I’ve rarely had a candidate elect not to give me that information, as they understand it is to help them in the end. In very rare instances, I felt a grand sense of reluctance and in those cases I did the best to explain why it would limit my ability to represent them. At the end of the day, it is your job search and you should feel as comfortable as possible in what can already prove to be a frustrating, irrational, unfair, process.
Hiring managers are bombarded with phone calls all day long. Not just from recruiters, but every possible sales call, vendor and service provider you can think of. It is up to the individual calling to quickly showcase skills, add value and build credibility. If I do not know exact data points on my candidates, someone I’ve met face to face with and say I am representing, that is embarrassing. Instead, with the knowledge we can be confident, fact-based, logical solution providers for candidates and clients alike, and come from a position of strength.

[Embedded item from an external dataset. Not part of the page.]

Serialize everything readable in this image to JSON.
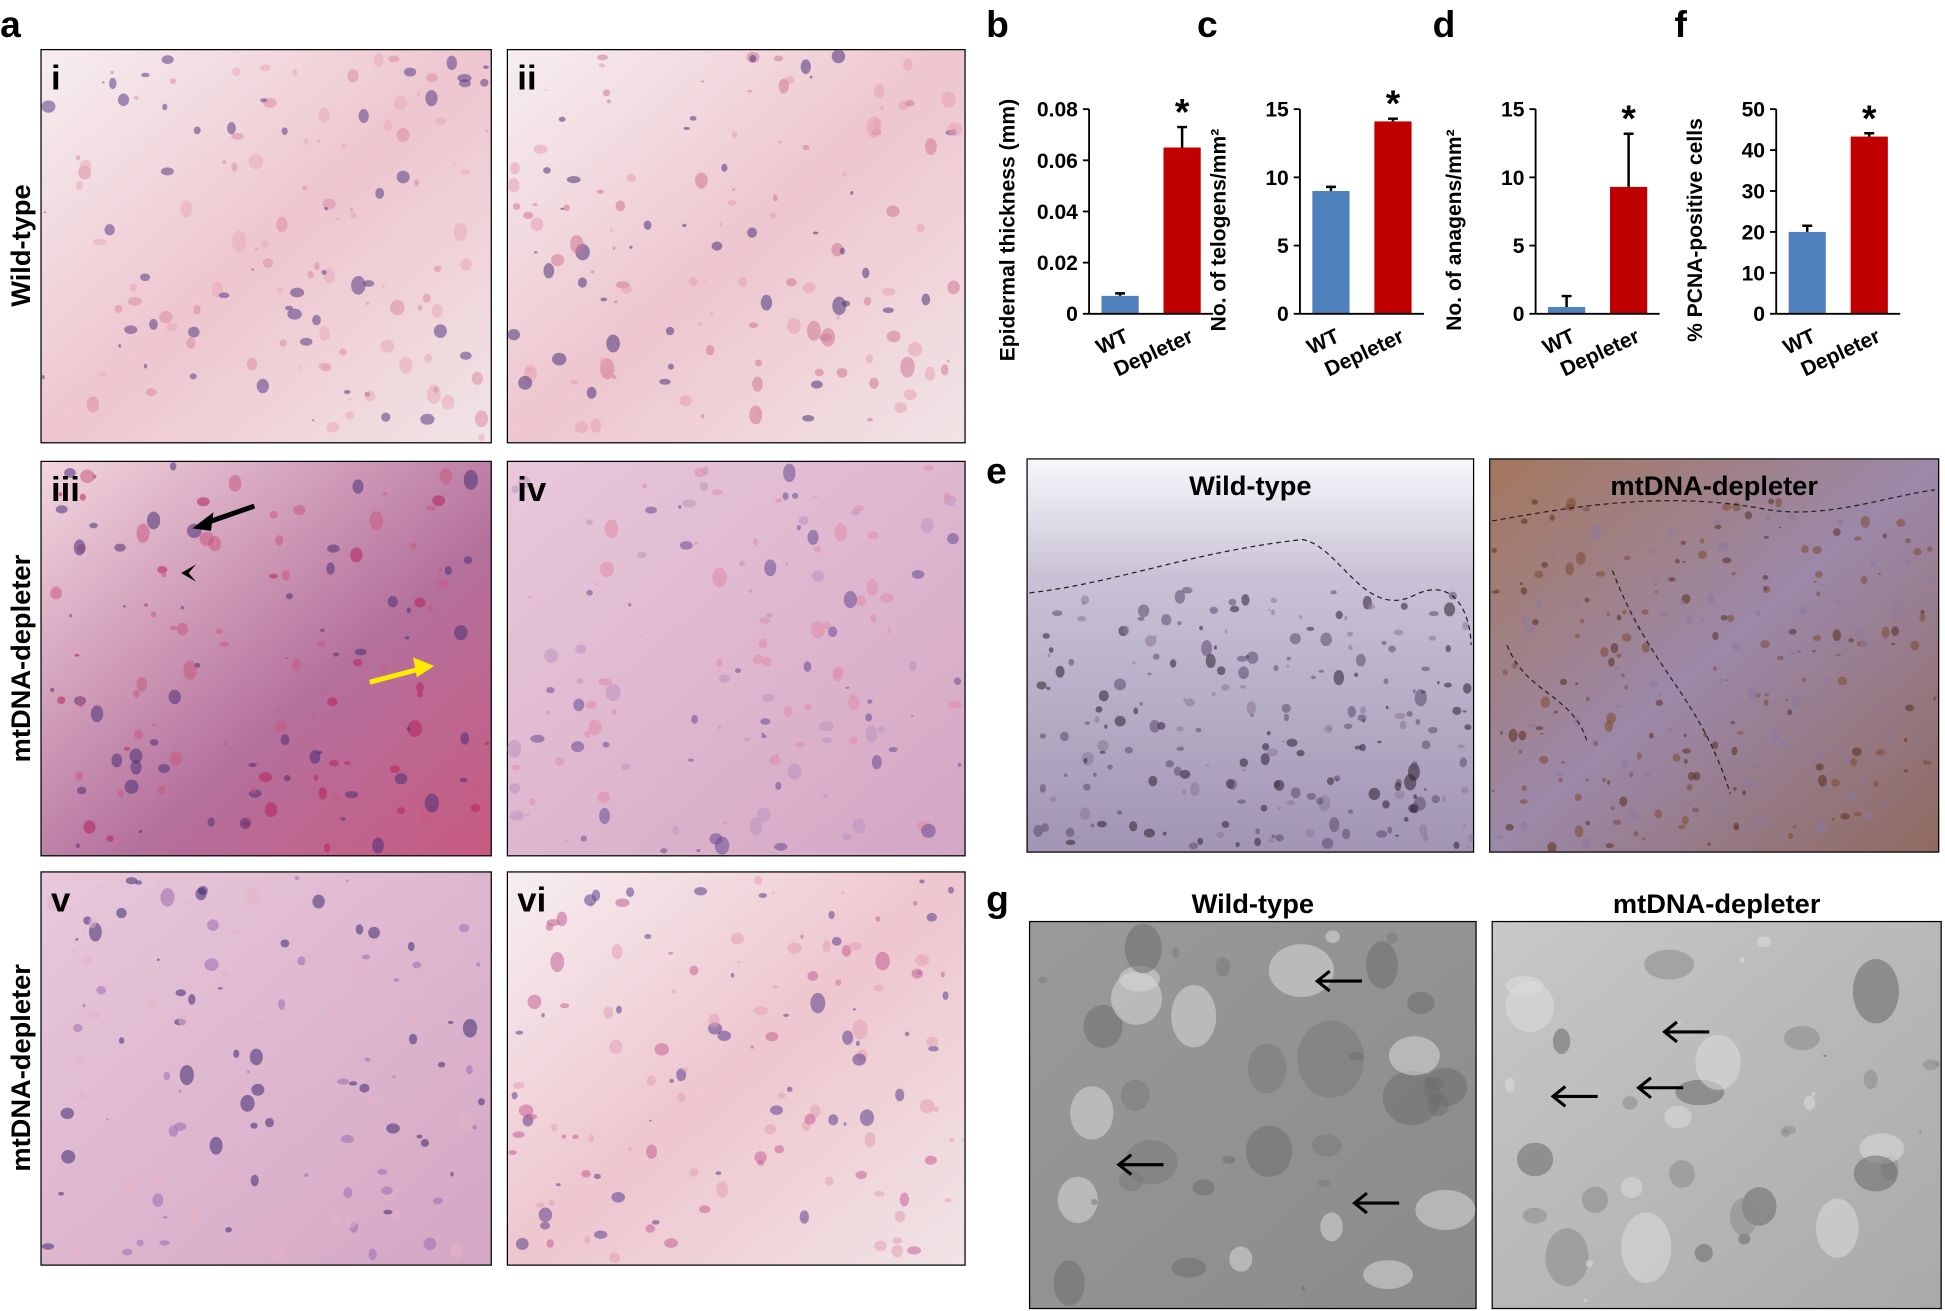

Lastly, if the way that situation was handled was to tell you “you’re being difficult” or I need that to “play ball” then I’d say the recruiter has some work to do. It is our job as recruiters to be the best communicator in the hiring process. There is a necessity to articulate our thoughts, and reasoning, to candidates and clients alike on behalf of another human being.
General rule with recruiters: If the recruiter cannot provide you with logic-based reasons on why they need a piece of information, it is probably not in your best interest to disclose it.